I list several potential issues in dealing with list in Pandas data frame as well as the solutions in this post. Hopefully it’s helpful.
Create a list per group and add back as a new column
If you want to add a new column to an existing data frame, where the values in the new column is the list of values from the same group, what function should be used following groupby?
For example, you have a data frame like this,

and you want to create a new column named ‘list_value’, which combines the values from the same label to a list. The final output is like this,

Specifically, for label ‘A’, there are three rows with values, ‘hello’, ‘coding’, and ‘!’. so, the combined list should be [hello, coding, !]. And the combined list is added back to the rows of label ‘A’. Similar manipulations for group ‘B’ and ‘C’.
If it’s your first time doing it, you may want to run the following codes to generate the new column,
df.groupby('label')['value'].transform(list)
However, you will find that it returns a Pandas Series that is exactly the same as the column of ‘value’ instead of lists of values,

You may also try this,
df.groupby('label')['value'].agg(list)
It turns out that you get the lists as expected but it’s not able to be added back to the data frame because it has different dimension from the original data frame.

The reason is that the returned values are not expanded to the same length of the original data frame.

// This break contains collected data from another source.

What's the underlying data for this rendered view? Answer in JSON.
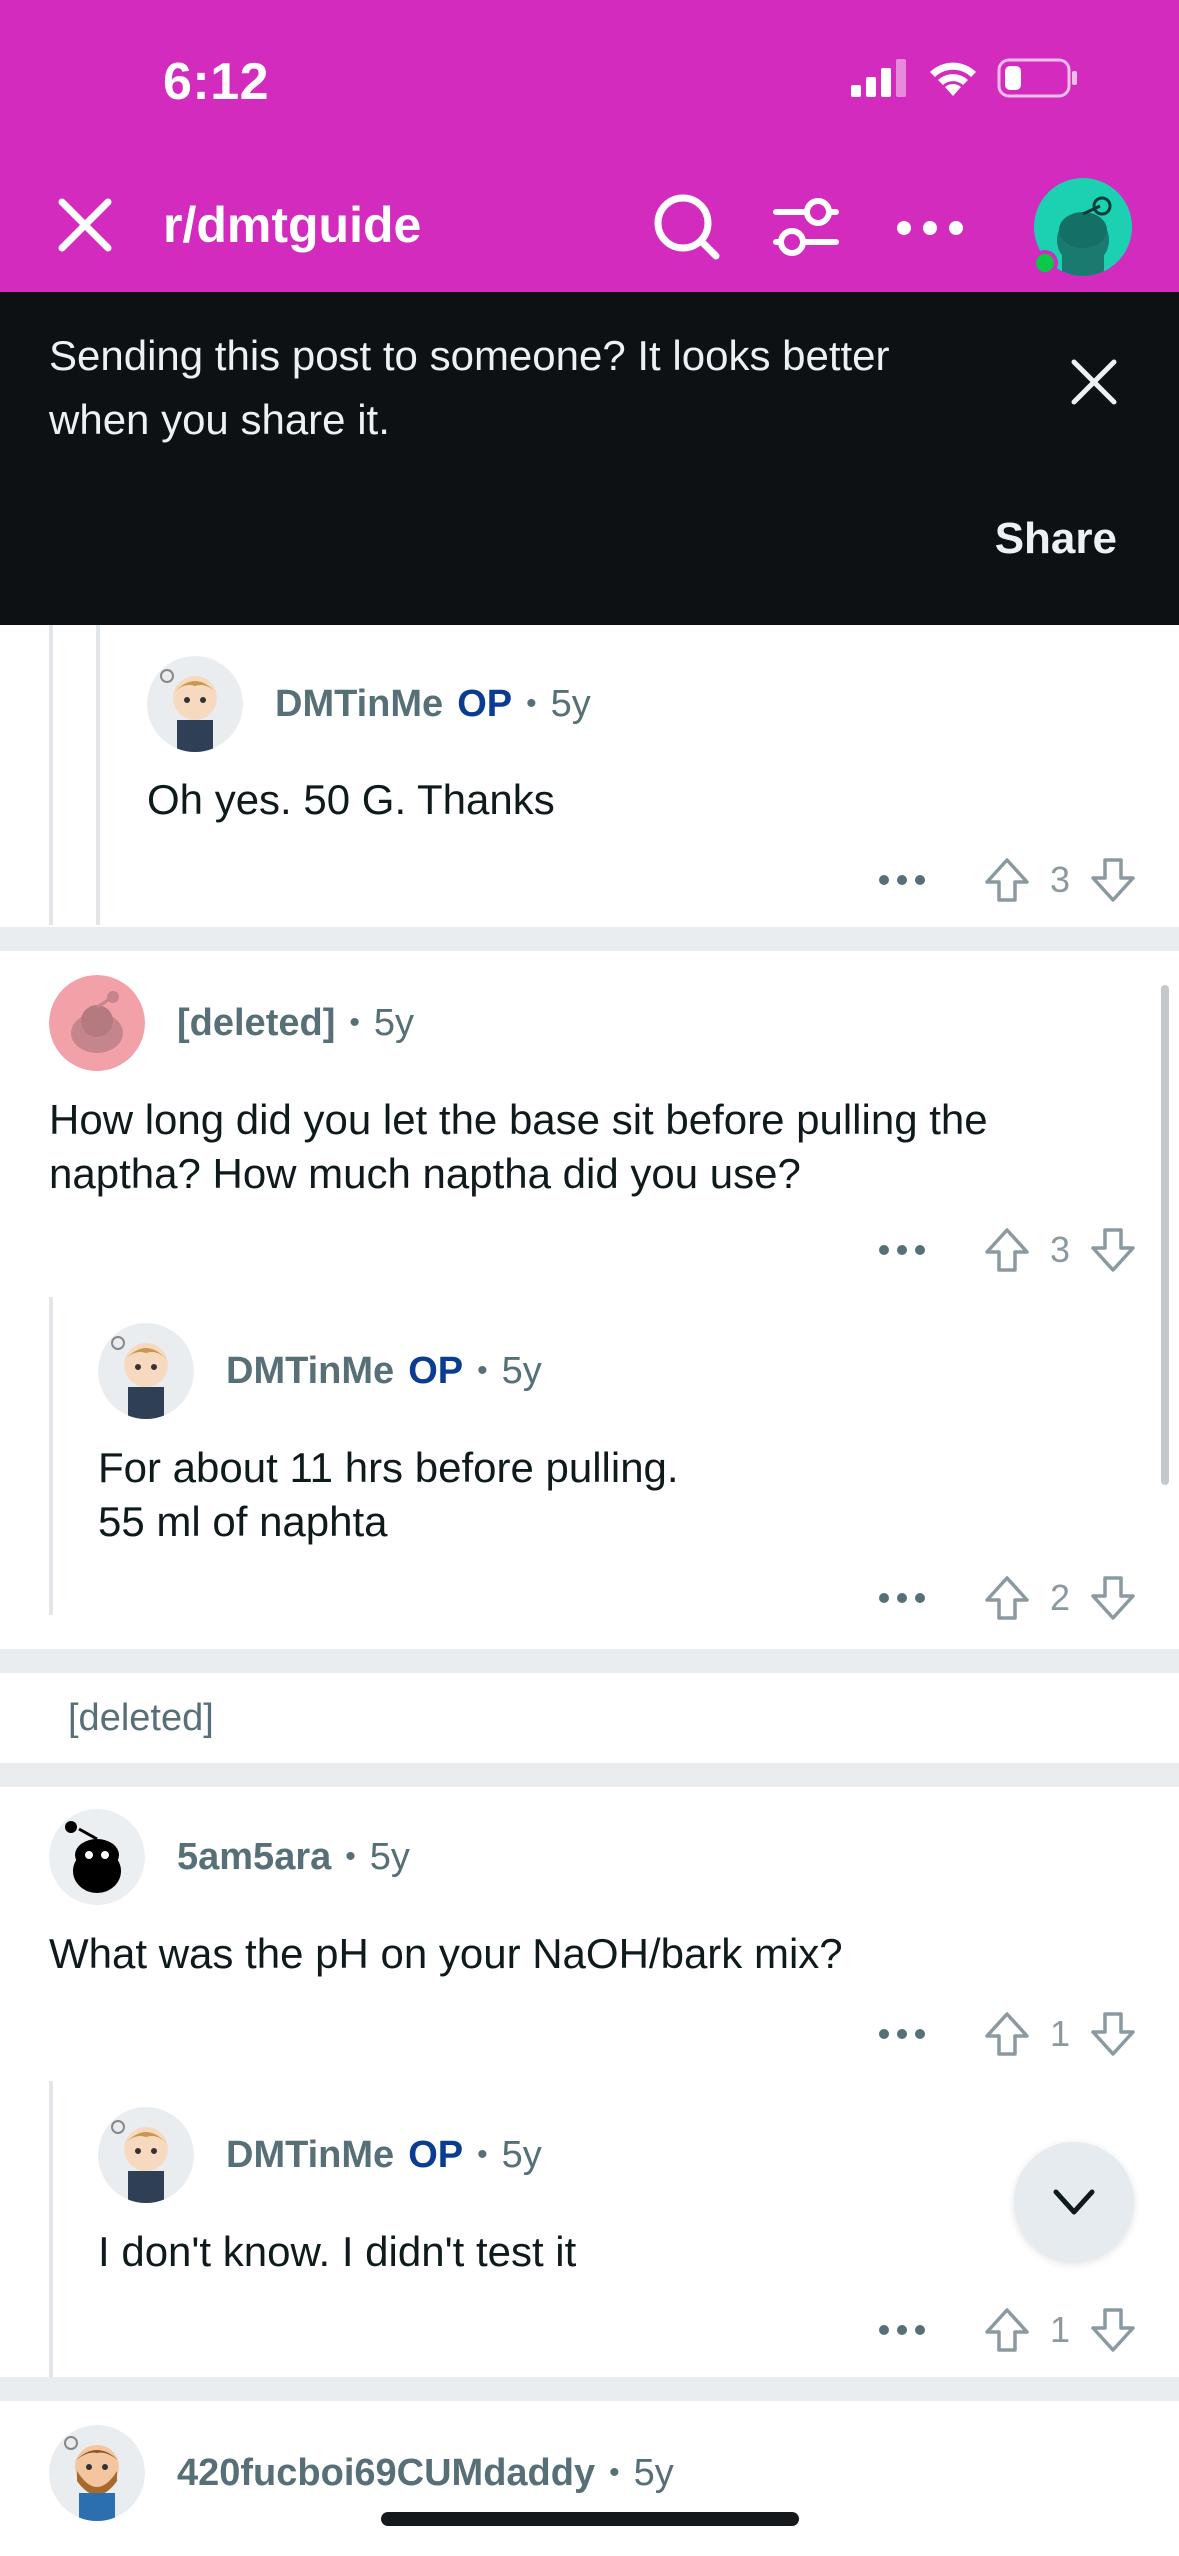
{
  "status_bar": {
    "time": "6:12"
  },
  "nav": {
    "title": "r/dmtguide"
  },
  "banner": {
    "message": "Sending this post to someone? It looks better when you share it.",
    "share_label": "Share"
  },
  "colors": {
    "brand": "#d42bbf",
    "op": "#0a3d91",
    "meta": "#576f76"
  },
  "comments": [
    {
      "user": "DMTinMe",
      "op": "OP",
      "age": "5y",
      "body": "Oh yes. 50 G. Thanks",
      "score": "3"
    },
    {
      "user": "[deleted]",
      "age": "5y",
      "body": "How long did you let the base sit before pulling the naptha?  How much naptha did you use?",
      "score": "3"
    },
    {
      "user": "DMTinMe",
      "op": "OP",
      "age": "5y",
      "body": "For about 11 hrs before pulling.\n55 ml of naphta",
      "score": "2"
    },
    {
      "deleted_text": "[deleted]"
    },
    {
      "user": "5am5ara",
      "age": "5y",
      "body": "What was the pH on your NaOH/bark mix?",
      "score": "1"
    },
    {
      "user": "DMTinMe",
      "op": "OP",
      "age": "5y",
      "body": "I don't know. I didn't test it",
      "score": "1"
    },
    {
      "user": "420fucboi69CUMdaddy",
      "age": "5y"
    }
  ],
  "icons": {
    "close": "close-icon",
    "search": "search-icon",
    "filter": "filter-icon",
    "more": "more-icon",
    "upvote": "upvote-icon",
    "downvote": "downvote-icon",
    "chevron": "chevron-down-icon"
  }
}
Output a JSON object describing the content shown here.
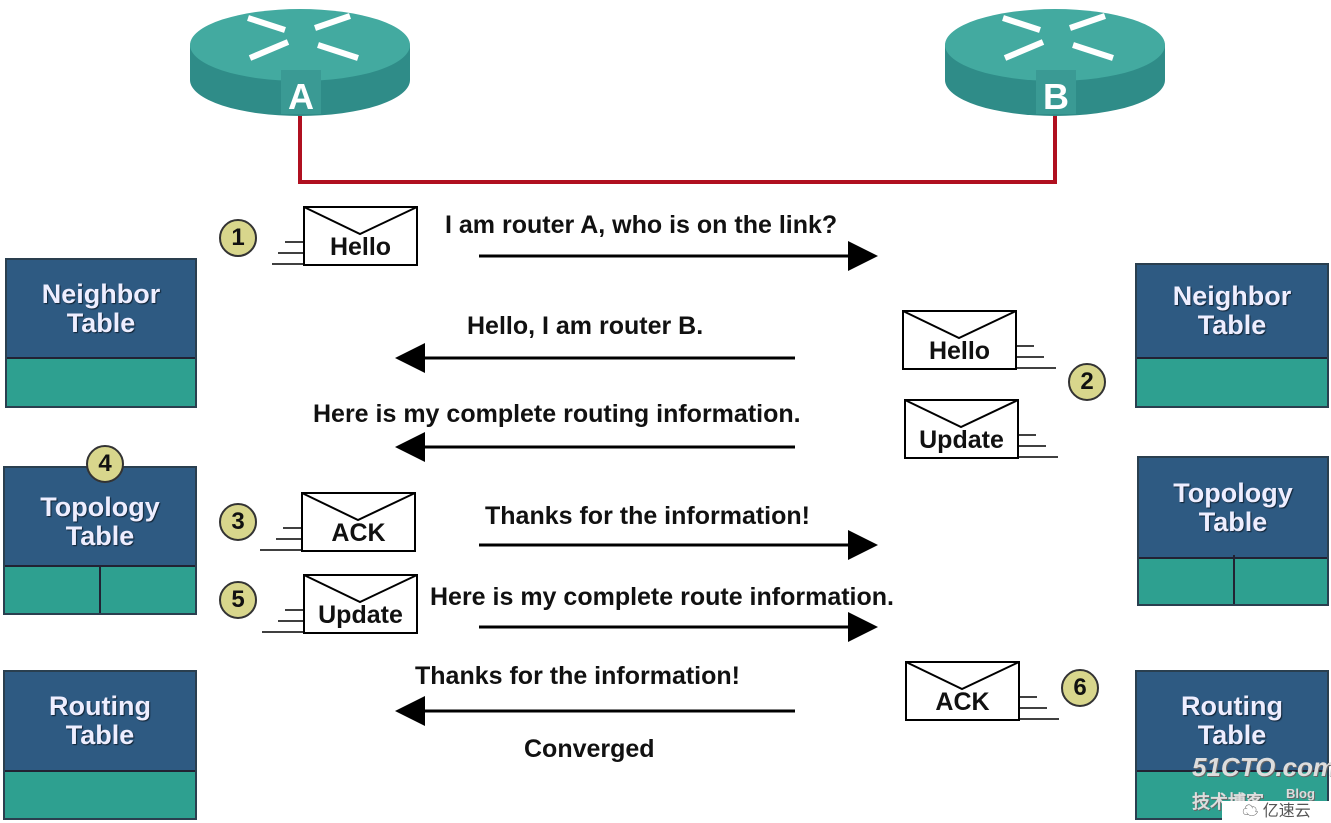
{
  "routers": [
    {
      "label": "A"
    },
    {
      "label": "B"
    }
  ],
  "colors": {
    "link": "#b01020",
    "router": "#3a9a94",
    "table_header": "#2e5a82",
    "table_body": "#2ea090",
    "step_badge": "#d8d68c"
  },
  "left_tables": [
    {
      "title": "Neighbor Table",
      "line1": "Neighbor",
      "line2": "Table"
    },
    {
      "title": "Topology Table",
      "line1": "Topology",
      "line2": "Table"
    },
    {
      "title": "Routing Table",
      "line1": "Routing",
      "line2": "Table"
    }
  ],
  "right_tables": [
    {
      "line1": "Neighbor",
      "line2": "Table"
    },
    {
      "line1": "Topology",
      "line2": "Table"
    },
    {
      "line1": "Routing",
      "line2": "Table"
    }
  ],
  "steps": [
    {
      "number": "1",
      "packet": "Hello",
      "message": "I am router A, who is on the link?",
      "direction": "A-to-B"
    },
    {
      "number": "2",
      "packet": "Hello",
      "message": "Hello, I am router B.",
      "direction": "B-to-A"
    },
    {
      "packet": "Update",
      "message": "Here is my complete routing information.",
      "direction": "B-to-A"
    },
    {
      "number": "3",
      "packet": "ACK",
      "message": "Thanks for the information!",
      "direction": "A-to-B"
    },
    {
      "number": "4"
    },
    {
      "number": "5",
      "packet": "Update",
      "message": "Here is my complete route information.",
      "direction": "A-to-B"
    },
    {
      "number": "6",
      "packet": "ACK",
      "message": "Thanks for the information!",
      "direction": "B-to-A"
    }
  ],
  "footer": "Converged",
  "watermark": {
    "site": "51CTO.com",
    "sub": "技术博客",
    "blog": "Blog",
    "brand": "亿速云"
  }
}
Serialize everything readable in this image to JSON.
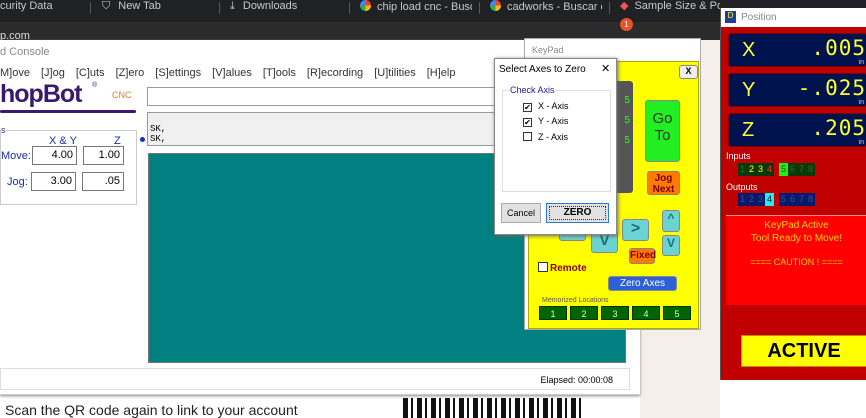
{
  "browser": {
    "tabs": [
      "curity Data",
      "New Tab",
      "Downloads",
      "chip load cnc - Buscar",
      "cadworks - Buscar co",
      "Sample Size & Powe"
    ],
    "address": "p.com",
    "notification_count": "1"
  },
  "console": {
    "title": "d Console",
    "menu": [
      "M]ove",
      "[J]og",
      "[C]uts",
      "[Z]ero",
      "[S]ettings",
      "[V]alues",
      "[T]ools",
      "[R]ecording",
      "[U]tilities",
      "[H]elp"
    ],
    "logo_text": "hopBot",
    "logo_reg": "®",
    "logo_cnc": "CNC",
    "command_value": "",
    "messages": [
      "SK,",
      "SK,"
    ],
    "speeds": {
      "group_label": "s",
      "col_xy": "X & Y",
      "col_z": "Z",
      "move_label": "Move:",
      "jog_label": "Jog:",
      "move_xy": "4.00",
      "move_z": "1.00",
      "jog_xy": "3.00",
      "jog_z": ".05"
    },
    "elapsed": "Elapsed: 00:00:08"
  },
  "page": {
    "qr_text": "Scan the QR code again to link to your account"
  },
  "keypad": {
    "title": "KeyPad",
    "close": "X",
    "goto_line1": "Go",
    "goto_line2": "To",
    "jog_next_1": "Jog",
    "jog_next_2": "Next",
    "right": ">",
    "up": "^",
    "down": "V",
    "down2": "V",
    "fixed": "Fixed",
    "remote": "Remote",
    "zero_axes": "Zero Axes",
    "memorized_label": "Memorized Locations",
    "locations": [
      "1",
      "2",
      "3",
      "4",
      "5"
    ],
    "display_digits": [
      "5",
      "5",
      "5"
    ]
  },
  "dialog": {
    "title": "Select Axes to Zero",
    "close": "✕",
    "group": "Check Axis",
    "axes": [
      {
        "label": "X - Axis",
        "checked": true
      },
      {
        "label": "Y - Axis",
        "checked": true
      },
      {
        "label": "Z - Axis",
        "checked": false
      }
    ],
    "cancel": "Cancel",
    "zero": "ZERO"
  },
  "position": {
    "title": "Position",
    "x_label": "X",
    "x": ".005",
    "y_label": "Y",
    "y": "-.025",
    "z_label": "Z",
    "z": ".205",
    "unit": "in",
    "inputs_label": "Inputs",
    "inputs": [
      "1",
      "2",
      "3",
      "4",
      "5",
      "6",
      "7",
      "8"
    ],
    "outputs_label": "Outputs",
    "outputs": [
      "1",
      "2",
      "3",
      "4",
      "5",
      "6",
      "7",
      "8"
    ],
    "message1": "KeyPad Active",
    "message2": "Tool Ready to Move!",
    "message3": "==== CAUTION ! ====",
    "active": "ACTIVE"
  }
}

We can use the following two tricks to solve the problem.
№1. transform + *len
The first solution is to expand the result from transform to the same length with the original data frame by multiplying the length of each group.
df['list_value'] = df.groupby('label')['value'].transform(lambda x : [x.tolist()]*len(x))
here, *len(x) is the important part of the solution. The result is like this,

You may have noticed that there are squared brackets outside x.tolist(), which kind of makes the format as a list of list. It looks weird here, but it may be an internal issue of Pandas that the only way to keep the list format after the transform function is to add the brackets. Maybe a future update will resolve this issue, then we don’t need the outside brackets of x.tolist() in the codes. But for now, it’s an effective way to construct list values as a new column.
№2. map + agg
The second solution is to use map + agg.
df['list_value'] = df['label'].map(df.groupby('label')['value'].agg(list))
Remember the agg function creates the list values of length three as shown above. If we want to expand it to the same length of the original data frame, we simply use the label as the key and search for the corresponding list from the return values of df.groupby(‘label’)[‘value’].agg(list).
It gives us,

The two solutions above are vary useful when you try to create list values from groups in your analysis.
Always fail to drop duplicates
If you have columns made of list values, it’s not possible to drop duplicates as that of numerical/categorical values. For example, in the example above, we want to drop duplicates based on two columns, label and list_value, to keep the unique values for each group. What would you do?
Some people will directly use the built-in function in Pandas, drop_duplicates(),
df.drop_duplicates()
However, you will get the Type error as below,
TypeError: unhashable type: 'list'
That’s because the list values in each row can not be hashable. So, how do we solve the problem?
№1. to string.
The first solution to that is to transform everything to string and then record the unique rows’ index and subset the original dataset.
df[['label','list_value']].loc[df[['label','list_value']].astype(str).drop_duplicates().index]
It will return the following data frame,

The idea is simple that astype(str) change the values into string and then .index after .drop_duplicates() records the index of the unique rows. .loc will select the rows based on the recorded index.
№2. list to tuple.
The second solution is to use tuple instead of list in the data frame. Remember the way we built the column of the list values. This time we change the list to tuple,
df['list_value'] = df['label'].map(df.groupby('label')['value'].agg(tuple))
it gives us,

and after that, we do drop duplicates,
df[['label','list_value']].drop_duplicates()
we won’t receive any error this time and here’s the result,

Easy, right? These two solutions are very commonly used to tackle the problem in dropping duplicates on list values.
That’s it! Hope this article is helpful!
Cheers!